How can I get memory coalescing in a branch write?

I have a kernal code where in the majority of the thread blocks each thread executes the branch. However the thread blocks that border the right and bottom will have threads that do not execute this branch, because of that I cannot use __syncthreads.

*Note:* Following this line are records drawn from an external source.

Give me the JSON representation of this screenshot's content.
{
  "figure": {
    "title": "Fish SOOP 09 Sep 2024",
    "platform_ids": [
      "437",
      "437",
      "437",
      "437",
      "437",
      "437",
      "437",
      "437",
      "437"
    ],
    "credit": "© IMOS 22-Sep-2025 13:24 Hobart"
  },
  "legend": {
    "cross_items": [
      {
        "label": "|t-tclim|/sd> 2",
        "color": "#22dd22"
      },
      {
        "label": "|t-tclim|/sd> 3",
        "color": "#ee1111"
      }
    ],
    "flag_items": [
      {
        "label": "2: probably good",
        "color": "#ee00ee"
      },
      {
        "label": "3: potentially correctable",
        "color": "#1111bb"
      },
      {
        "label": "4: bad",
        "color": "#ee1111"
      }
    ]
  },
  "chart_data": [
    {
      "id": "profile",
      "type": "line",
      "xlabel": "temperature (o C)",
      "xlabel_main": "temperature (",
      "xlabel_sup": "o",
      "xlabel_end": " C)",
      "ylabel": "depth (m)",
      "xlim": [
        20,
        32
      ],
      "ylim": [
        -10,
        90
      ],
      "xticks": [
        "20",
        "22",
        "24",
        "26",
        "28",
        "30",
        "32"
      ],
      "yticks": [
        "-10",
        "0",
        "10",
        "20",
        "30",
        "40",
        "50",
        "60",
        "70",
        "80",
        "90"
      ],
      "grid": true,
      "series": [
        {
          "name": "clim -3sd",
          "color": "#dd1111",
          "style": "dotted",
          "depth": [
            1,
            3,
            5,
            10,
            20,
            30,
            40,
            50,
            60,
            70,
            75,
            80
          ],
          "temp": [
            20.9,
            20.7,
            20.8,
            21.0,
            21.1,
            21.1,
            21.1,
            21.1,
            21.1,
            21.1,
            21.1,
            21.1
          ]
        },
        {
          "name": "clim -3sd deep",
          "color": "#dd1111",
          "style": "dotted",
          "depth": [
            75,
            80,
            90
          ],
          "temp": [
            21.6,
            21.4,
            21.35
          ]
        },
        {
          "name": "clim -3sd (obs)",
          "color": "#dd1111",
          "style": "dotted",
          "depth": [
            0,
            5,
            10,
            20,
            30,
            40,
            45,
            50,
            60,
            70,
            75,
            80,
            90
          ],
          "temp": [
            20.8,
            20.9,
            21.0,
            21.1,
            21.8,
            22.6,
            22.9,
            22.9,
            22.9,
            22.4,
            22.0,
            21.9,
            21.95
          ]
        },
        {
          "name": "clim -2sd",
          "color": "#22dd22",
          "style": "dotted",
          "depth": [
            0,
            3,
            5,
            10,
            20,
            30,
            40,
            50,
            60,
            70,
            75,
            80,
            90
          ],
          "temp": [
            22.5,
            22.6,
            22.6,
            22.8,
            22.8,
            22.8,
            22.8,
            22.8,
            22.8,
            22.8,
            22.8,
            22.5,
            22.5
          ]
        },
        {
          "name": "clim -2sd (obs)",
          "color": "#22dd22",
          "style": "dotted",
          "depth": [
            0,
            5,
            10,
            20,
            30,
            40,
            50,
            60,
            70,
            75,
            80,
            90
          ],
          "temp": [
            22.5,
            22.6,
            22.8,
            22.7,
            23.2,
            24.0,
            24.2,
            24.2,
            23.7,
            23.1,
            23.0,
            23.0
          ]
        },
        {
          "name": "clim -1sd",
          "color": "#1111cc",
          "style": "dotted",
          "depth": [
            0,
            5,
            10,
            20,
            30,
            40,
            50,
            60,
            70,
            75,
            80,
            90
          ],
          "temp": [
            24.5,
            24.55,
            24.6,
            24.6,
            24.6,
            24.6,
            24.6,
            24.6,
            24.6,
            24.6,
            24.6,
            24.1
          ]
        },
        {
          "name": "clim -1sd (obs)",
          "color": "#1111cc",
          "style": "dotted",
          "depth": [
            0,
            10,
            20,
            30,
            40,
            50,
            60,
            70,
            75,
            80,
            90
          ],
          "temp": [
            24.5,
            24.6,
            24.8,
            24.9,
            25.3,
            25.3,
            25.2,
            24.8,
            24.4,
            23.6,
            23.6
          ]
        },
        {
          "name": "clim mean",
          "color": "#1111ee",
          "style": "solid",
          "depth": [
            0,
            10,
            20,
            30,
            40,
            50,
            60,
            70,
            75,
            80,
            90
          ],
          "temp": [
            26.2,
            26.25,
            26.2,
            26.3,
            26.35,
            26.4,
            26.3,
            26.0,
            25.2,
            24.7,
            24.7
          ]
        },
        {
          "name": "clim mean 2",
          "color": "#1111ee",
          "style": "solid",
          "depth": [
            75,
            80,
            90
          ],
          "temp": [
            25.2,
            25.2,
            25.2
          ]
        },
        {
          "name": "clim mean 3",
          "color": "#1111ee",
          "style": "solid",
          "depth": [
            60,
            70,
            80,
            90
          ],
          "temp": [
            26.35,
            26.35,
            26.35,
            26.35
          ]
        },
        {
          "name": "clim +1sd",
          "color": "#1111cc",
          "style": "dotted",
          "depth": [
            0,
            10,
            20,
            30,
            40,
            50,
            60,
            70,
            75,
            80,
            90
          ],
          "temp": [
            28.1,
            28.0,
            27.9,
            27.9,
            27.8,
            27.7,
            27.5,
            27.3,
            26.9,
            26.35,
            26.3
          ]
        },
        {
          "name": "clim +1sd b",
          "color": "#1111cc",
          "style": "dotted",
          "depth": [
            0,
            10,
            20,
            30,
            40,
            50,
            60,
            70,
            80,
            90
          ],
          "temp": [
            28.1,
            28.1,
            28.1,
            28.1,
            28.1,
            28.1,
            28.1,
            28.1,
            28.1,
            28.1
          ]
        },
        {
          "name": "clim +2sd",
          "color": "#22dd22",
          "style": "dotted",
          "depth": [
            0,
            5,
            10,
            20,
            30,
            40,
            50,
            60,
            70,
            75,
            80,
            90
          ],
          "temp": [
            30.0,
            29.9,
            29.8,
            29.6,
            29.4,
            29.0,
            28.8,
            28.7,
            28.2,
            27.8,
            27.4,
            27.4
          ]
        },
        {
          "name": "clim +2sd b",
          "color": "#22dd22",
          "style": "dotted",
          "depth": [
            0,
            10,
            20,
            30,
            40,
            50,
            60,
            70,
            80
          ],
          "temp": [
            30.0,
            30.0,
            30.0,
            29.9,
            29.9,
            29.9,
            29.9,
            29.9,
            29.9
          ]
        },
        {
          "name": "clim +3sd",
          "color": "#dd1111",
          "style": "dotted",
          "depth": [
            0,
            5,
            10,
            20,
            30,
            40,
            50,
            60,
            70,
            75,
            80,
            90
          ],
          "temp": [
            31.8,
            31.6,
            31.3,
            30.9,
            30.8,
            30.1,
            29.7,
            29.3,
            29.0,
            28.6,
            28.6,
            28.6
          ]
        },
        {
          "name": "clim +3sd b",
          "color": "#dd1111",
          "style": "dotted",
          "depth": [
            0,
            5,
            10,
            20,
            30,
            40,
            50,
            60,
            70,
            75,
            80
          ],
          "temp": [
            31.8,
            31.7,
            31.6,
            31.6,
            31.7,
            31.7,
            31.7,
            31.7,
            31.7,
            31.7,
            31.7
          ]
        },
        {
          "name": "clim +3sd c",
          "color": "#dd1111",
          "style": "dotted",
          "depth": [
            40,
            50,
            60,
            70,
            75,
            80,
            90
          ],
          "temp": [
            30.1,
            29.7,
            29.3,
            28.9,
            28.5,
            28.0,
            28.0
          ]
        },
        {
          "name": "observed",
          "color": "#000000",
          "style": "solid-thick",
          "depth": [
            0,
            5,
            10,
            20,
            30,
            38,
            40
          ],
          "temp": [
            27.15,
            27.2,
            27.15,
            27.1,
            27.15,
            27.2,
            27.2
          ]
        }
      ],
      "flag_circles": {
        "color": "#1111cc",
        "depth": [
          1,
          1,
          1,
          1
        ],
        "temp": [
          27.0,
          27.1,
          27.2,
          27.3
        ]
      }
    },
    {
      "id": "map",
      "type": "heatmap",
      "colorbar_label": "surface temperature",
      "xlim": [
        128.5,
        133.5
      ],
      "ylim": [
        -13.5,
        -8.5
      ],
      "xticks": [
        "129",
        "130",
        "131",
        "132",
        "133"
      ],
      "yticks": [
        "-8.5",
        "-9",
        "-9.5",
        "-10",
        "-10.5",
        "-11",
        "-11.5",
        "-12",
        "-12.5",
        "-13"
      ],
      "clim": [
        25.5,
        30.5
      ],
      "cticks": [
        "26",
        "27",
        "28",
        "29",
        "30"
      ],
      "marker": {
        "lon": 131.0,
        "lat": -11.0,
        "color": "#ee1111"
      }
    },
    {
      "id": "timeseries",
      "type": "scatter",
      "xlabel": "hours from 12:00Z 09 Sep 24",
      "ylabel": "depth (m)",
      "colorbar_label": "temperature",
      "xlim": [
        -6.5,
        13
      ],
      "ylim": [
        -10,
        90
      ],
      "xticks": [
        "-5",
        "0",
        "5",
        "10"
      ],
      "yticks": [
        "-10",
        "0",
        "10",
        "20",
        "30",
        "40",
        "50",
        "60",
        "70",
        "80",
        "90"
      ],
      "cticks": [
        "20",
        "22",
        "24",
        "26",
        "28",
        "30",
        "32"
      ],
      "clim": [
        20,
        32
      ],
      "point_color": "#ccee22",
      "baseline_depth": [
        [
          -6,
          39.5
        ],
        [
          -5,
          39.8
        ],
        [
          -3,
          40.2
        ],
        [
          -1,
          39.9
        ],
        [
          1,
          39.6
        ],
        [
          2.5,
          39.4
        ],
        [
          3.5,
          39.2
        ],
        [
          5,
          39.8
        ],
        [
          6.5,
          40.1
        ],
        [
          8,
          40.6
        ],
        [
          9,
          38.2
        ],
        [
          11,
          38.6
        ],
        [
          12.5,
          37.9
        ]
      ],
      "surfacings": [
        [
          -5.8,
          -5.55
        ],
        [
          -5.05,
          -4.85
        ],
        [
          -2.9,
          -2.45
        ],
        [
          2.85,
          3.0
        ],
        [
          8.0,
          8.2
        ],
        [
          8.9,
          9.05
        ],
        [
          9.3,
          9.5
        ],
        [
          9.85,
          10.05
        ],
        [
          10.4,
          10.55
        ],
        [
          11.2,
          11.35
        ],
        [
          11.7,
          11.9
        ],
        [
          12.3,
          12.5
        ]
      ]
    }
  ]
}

Since the tex2D latency is non-determinstic I figure the threads in a block could get unaligned with clock cycles, will the hardware just block that thread block where the tex2D values are used until every thread in that block has the data it needs? In otherwords, the hardware will in affect align each thread in that thread block so a coalesce global memory write will occur.

...

if (idx < width && idy < height) {

   float val1 = tex2D(texVal1,idx,idy);

   float val2 = tex2D(texVal2,idx,idy);

  ... // independent arthimetic instructions

  int offset = (yy * cols) + xx;

   float pixval = (w1 * val1);

   pixval += (w2 * val2);

  

   // cannot use __syncthreads due to branch

   output[offset] = pixval; 

}

Thanks,

Aaron

Coalescing only happens at the warp level. And the threads in a warp always execute together even without __syncthreads();

what is written above is correct, further more you can use sync threads in following manner:

..

if (idx < width && idy < height) {

  float val1 = tex2D(texVal1,idx,idy);

  float val2 = tex2D(texVal2,idx,idy);

 ... // independent arthimetic instructions

 int offset = (yy * cols) + xx;

  float pixval = (w1 * val1);

  pixval += (w2 * val2);

}

__syncthreads();

if (idx < width && idy < height) { 

  // cannot use __syncthreads due to branch

  output[offset] = pixval;

}

but again this isn’t needed for Coalescing, so if there is no other reason don’t use it

:)